Our language does not help because it has developed alongside many ancient counting systems and retains many anomalies that complicate matters for young children. While it might appear obvious to us now that we choose to use base ten as we have ten digits, it was once equally as obvious that we should use base twelve. It is easy to count to twelve with one hand, using the thumb to point to each bone of each finger. This seemed significant at the time as there are roughly twelve lunar cycles in a solar year. The progression of the day could be measured by dividing it into twelve segments and this gave twelve hours of daylight and twelve hours of darkness. We still divide the day into two sets of twelve, although we now start at midnight, and we still buy eggs by the dozen.
With this system, the other hand can be used to keep a tally of the number of times you have counted to twelve – using all five digits gives five sets of twelve, which is sixty. This is the basis of the sexagesimal system developed by the Sumerians five thousand years ago and still used by us today for measuring time and geographic coordinates.
As a result our language makes progress for young children more difficult. We have unique words for ten, eleven and twelve, suggesting they are a continuation of the base numbers, as they once were. We then revert to thirteen, fourteen and so on. There is rightly no symbol for ten, just as there is no symbol for two in the binary system used in computing, just ones and zeros. We use one again in the next place position to the left to represent two in binary or one set of ten in decimal. Had our language developed differently, eleven might have been “eleventeen” or “tenty-one”.

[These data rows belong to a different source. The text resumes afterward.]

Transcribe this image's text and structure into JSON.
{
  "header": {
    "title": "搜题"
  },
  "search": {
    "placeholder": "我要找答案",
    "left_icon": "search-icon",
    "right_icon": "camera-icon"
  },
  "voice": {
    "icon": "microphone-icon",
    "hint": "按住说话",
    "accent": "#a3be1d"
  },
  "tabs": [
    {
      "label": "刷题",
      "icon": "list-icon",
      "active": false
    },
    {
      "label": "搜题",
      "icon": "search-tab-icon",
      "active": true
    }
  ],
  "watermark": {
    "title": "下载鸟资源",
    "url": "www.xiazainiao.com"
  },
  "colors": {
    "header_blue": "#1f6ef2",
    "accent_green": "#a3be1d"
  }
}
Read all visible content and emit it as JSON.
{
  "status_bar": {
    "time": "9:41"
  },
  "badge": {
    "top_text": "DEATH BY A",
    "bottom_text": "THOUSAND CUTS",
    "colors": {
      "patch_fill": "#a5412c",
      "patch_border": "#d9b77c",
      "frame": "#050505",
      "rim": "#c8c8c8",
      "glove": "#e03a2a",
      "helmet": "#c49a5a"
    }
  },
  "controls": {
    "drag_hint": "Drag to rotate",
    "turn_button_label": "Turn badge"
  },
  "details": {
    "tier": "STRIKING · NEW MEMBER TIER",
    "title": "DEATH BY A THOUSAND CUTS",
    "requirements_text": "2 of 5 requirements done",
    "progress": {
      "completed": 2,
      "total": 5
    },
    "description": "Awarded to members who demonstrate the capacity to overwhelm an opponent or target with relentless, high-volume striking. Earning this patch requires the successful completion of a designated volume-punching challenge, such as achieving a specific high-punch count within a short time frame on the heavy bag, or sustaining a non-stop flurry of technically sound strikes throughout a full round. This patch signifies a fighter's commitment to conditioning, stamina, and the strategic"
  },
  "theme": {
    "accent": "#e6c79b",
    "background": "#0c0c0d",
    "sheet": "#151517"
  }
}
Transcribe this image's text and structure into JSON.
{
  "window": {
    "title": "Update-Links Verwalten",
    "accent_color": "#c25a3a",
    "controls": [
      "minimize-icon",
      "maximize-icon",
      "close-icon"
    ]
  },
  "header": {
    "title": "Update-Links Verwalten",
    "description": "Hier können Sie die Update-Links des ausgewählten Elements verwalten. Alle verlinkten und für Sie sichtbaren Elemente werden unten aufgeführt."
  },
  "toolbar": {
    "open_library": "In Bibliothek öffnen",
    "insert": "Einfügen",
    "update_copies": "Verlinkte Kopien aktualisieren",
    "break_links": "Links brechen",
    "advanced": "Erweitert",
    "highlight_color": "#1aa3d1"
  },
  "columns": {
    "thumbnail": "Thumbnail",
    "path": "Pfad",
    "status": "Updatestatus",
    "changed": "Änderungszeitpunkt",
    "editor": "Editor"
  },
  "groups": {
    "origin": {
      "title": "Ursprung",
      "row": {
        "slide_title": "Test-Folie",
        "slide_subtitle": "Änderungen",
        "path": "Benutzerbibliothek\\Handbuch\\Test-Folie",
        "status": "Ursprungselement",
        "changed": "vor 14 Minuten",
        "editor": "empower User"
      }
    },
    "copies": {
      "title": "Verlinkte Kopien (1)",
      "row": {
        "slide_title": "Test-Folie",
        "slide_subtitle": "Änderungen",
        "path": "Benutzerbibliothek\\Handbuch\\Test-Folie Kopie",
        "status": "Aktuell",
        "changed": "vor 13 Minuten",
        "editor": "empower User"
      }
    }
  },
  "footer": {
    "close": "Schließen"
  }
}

Far Eastern counting languages are structured differently. They use ten-one, ten-two for eleven, twelve and so on, giving a better visual representation of the numbers. It is easier to visualise three tens and six minus two tens and four than hopping back and forth on a number line. While we do have unique words for ten, hundred, thousand and million, we don’t have a unique word for ten-thousand or hundred-thousand, as Far Eastern languages do. French speakers are even more disadvantaged, where eighty-five is expressed as quatre vingt cinq, or four twenties and five.
These skills are learnt in the early years and give Far Eastern language speakers a lifelong advantage. Interestingly, the Welsh language has a similar counting structure to the Far Eastern languages and, strangely, these cultures all revere the dragon, the symbol of the number nine, the largest base number. This is why we call our approach Dragon Maths.